I'm building a web-based CRON service using DynamoDB and Lambda. While I don't currently have the following problem, I'm curious about how I could solve it if it arises.
The architecture works like this:
Lambda A - query for all tasks that should occur in the current minute
Lambda A - for each task, increment a counter on the document
Lambda B - listen for the stream event for each document and run the actual CRON task
As far as I can tell, Lambda B should be scalable - AWS should run as many instances as needed to process all the stream events (I think).
But for Lambda A, say I have 1 billion documents that need to be processed each minute.
When I query for each minute's tasks, the Lambda will need to make multiple requests in order to fetch & update all the documents.
How could I architect the system such that all the documents get processed in < 60 seconds?
You're right, Lambda A would have to do a monster scan/query which wouldn't scale.

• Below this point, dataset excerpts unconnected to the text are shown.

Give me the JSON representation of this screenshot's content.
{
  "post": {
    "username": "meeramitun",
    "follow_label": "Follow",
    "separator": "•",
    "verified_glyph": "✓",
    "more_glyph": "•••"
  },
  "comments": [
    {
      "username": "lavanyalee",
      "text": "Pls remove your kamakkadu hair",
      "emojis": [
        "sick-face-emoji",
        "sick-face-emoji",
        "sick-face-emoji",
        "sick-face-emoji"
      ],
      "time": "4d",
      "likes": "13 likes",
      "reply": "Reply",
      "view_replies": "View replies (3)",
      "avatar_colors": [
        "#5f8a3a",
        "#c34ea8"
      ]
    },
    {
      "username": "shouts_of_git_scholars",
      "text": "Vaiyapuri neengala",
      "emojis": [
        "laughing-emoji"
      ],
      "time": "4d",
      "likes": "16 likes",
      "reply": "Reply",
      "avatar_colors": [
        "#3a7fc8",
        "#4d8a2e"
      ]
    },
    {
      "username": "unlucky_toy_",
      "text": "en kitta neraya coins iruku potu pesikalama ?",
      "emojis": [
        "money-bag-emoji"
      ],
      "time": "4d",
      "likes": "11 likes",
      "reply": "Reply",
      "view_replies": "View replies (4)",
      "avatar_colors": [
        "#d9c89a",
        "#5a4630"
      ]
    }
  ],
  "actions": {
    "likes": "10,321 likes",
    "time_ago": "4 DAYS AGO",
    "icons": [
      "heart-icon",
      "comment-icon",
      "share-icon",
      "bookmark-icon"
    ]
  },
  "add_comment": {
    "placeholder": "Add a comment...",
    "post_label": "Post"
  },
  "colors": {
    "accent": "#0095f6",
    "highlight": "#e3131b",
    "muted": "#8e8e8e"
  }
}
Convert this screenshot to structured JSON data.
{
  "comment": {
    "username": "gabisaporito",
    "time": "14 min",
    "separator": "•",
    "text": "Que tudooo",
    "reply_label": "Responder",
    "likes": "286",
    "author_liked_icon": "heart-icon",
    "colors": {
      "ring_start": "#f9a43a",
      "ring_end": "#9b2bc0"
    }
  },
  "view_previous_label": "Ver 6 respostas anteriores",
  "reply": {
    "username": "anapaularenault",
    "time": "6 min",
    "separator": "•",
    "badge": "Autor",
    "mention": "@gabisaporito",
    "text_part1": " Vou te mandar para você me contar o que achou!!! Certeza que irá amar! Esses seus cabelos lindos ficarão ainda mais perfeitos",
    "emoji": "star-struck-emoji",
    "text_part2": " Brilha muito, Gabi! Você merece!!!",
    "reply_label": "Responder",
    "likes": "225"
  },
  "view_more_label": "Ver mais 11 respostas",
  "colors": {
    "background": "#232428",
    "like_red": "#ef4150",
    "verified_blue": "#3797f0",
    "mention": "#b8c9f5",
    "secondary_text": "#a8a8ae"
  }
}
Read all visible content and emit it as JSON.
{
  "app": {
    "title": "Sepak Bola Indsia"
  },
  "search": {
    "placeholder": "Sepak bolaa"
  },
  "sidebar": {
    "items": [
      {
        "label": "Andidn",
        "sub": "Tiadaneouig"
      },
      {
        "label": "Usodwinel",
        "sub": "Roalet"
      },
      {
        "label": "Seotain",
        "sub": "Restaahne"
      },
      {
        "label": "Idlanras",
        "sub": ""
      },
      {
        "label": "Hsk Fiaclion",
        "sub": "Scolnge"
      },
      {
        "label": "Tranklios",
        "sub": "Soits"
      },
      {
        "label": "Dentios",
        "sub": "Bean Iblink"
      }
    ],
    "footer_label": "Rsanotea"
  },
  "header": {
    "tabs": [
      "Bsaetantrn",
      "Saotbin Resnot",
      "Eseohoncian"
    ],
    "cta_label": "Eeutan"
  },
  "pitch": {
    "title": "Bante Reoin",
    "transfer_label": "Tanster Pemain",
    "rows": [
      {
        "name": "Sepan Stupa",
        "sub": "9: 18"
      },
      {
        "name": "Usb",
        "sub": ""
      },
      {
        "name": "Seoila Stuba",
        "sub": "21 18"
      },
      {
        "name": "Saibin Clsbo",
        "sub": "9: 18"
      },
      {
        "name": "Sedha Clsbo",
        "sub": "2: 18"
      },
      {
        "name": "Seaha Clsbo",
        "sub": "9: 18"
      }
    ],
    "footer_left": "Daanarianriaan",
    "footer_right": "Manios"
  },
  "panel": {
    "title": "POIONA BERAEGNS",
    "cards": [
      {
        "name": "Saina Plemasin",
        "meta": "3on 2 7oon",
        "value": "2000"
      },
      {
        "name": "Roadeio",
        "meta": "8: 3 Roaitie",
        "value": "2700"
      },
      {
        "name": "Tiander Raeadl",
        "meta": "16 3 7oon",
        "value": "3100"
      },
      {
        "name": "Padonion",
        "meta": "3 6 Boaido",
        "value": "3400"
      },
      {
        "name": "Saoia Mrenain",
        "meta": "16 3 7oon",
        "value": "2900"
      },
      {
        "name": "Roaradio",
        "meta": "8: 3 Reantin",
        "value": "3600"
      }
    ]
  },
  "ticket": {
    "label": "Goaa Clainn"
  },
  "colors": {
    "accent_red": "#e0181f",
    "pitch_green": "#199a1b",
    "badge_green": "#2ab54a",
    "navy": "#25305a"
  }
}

One way to architect this to make this work would be to partition your cron items so that you can invoke multiple lambdas in parallel (i.e. fan out the work) instead of just one (lambda A) so that each one handles a partition (or set of partitions) instead of the whole thing.
How you achieve this depends on what your current primary key looks like and how else you expect to query these items. Here's one solution:
cronID | rangeKey | jobInfo | counter
1001 | 72_2020-05-05T13:58:00 | foo | 4
1002 | 99_2020-05-05T14:05:00 | bar | 42
1003 | 01_2020-05-05T14:05:00 | baz | 0
1004 | 13_2020-05-05T14:10:00 | blah | 2
1005 | 42_2020-05-05T13:25:00 | 42 | 99
I've added a random prefix (00-99) to the rangeKey, so you can have different lambdas query different sets of items in parallel based on that prefix.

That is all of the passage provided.